Gongsheng also strongly advocated for a multi-polar global monetary system, where several major currencies, not just the US dollar, share influence in the world economy.
Pan said that this multi-polar structure would reduce overreliance on any single sovereign currency, enhance checks and balances, improve systemic resilience, and better ensure global financial stability. The Governor pointed out that such a framework would allow dominant currencies to coexist regionally, distributing monetary power more equitably.
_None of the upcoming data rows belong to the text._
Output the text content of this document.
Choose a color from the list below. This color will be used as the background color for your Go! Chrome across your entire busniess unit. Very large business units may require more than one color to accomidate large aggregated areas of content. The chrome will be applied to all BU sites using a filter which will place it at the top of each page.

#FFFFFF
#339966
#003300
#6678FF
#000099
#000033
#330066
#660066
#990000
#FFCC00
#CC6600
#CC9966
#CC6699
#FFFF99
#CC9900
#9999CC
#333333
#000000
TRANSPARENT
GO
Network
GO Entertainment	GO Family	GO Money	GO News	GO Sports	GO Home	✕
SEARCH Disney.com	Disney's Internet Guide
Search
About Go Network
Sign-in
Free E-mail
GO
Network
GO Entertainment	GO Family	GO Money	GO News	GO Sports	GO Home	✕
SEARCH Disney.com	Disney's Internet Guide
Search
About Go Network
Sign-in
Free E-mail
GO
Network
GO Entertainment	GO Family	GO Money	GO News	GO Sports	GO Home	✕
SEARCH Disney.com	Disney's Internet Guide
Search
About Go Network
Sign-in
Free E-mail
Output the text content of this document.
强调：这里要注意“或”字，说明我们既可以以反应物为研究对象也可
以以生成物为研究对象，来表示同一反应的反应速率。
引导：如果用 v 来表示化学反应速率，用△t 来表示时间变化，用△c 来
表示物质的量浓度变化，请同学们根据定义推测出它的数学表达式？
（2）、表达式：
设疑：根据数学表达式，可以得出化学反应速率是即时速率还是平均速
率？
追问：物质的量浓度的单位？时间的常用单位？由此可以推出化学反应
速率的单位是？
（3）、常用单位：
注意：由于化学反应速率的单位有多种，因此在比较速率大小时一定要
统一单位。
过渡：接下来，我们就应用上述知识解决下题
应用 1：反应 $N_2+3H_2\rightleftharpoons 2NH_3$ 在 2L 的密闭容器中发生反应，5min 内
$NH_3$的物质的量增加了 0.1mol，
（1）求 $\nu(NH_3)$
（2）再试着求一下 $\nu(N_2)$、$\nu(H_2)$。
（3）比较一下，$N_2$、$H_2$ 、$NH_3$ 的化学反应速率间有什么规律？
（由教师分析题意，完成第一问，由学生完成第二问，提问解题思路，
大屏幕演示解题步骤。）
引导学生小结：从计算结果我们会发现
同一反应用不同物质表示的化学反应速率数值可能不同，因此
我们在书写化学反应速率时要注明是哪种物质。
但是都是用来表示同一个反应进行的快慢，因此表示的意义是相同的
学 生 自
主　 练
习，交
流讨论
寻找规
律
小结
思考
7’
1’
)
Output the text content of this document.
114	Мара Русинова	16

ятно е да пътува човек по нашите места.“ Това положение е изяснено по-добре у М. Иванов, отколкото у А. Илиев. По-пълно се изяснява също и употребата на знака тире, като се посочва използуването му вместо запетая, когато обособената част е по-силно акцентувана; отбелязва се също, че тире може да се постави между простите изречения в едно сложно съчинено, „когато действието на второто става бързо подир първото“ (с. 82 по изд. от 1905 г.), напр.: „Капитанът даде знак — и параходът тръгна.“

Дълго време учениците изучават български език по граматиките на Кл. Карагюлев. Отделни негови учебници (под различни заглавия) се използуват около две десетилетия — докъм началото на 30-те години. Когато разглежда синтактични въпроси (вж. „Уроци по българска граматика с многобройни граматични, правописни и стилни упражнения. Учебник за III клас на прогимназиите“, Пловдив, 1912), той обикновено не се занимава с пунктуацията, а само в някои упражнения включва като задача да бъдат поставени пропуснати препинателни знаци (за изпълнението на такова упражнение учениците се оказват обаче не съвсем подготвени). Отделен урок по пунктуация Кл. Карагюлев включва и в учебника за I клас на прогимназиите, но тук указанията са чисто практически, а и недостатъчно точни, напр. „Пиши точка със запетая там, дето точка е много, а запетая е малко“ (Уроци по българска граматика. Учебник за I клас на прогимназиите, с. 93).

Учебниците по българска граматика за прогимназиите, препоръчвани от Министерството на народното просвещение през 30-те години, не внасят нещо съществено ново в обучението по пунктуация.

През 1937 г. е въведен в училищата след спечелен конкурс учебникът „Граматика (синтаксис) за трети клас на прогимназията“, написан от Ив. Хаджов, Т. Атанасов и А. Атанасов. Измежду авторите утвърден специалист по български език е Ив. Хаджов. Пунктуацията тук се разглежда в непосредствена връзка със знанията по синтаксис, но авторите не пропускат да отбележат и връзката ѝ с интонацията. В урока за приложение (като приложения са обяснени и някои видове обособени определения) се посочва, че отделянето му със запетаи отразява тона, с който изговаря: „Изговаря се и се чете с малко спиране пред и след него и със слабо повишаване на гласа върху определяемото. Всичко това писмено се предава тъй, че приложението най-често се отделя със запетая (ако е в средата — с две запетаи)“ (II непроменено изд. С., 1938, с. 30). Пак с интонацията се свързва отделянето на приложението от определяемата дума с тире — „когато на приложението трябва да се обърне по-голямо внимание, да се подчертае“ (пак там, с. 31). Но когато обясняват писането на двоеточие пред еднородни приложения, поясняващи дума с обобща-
The remarks follow growing global interest in alternatives to the dollar, particularly as trade tensions escalate due to the US’s erratic and aggressive tariff policies. This instability has undermined investor confidence in dollar-based assets, prompting a gradual shift toward Asian currencies and the euro.

In line with this trend, Pan said China is committed to accelerating the global role of the yuan, particularly through its digital version, the e-CNY.
The Governor highlighted the vulnerabilities of existing cross-border payment infrastructures, calling them inefficient, exposed to geopolitical risks, and easily ‘politicised and weaponised’ through unilateral sanctions, which he said disrupt the international financial order.
To address this, six foreign banks, including Standard Bank and First Abu Dhabi Bank, have agreed to adopt China’s Cross-Border Interbank Payment System (CIPS), a yuan-based international settlement mechanism. This move, reported by state broadcaster CCTV, is seen as a significant step forward in boosting the yuan’s use in global trade and finance.
China’s ambitions to elevate the yuan to a global currency, on par with the US dollar and the euro, are longstanding. Although capital account controls have hindered full convertibility, limiting the yuan’s potential, progress has been made, particularly in trade partnerships with countries like Russia.

Pan’s statements reflect China’s broader objective to build a financial system that is more independent of Western institutions, a strategy that has gained urgency amid shifting trade patterns and global realignments.
Also speaking at the forum, Zhu Hexin, head of the State Administration of Foreign Exchange, stressed that Beijing will keep the yuan’s exchange rate ‘basically stable’ and is now better equipped to manage foreign exchange market volatility and external shocks.
Li Yunze, Director of the National Financial Regulatory Administration, emphasized China’s commitment to further opening its financial sector to international players. Yunze described foreign institutions as vital bridges for attracting investment and talent and noted that they play a crucial role in the development of a modern Chinese financial system.
Li pledged that China would provide a transparent, stable, and predictable regulatory environment, and signaled an intention to expand openness across a wider range of financial services. The Director added that China’s rapidly growing consumer market would present increasing opportunities for foreign financial institutions.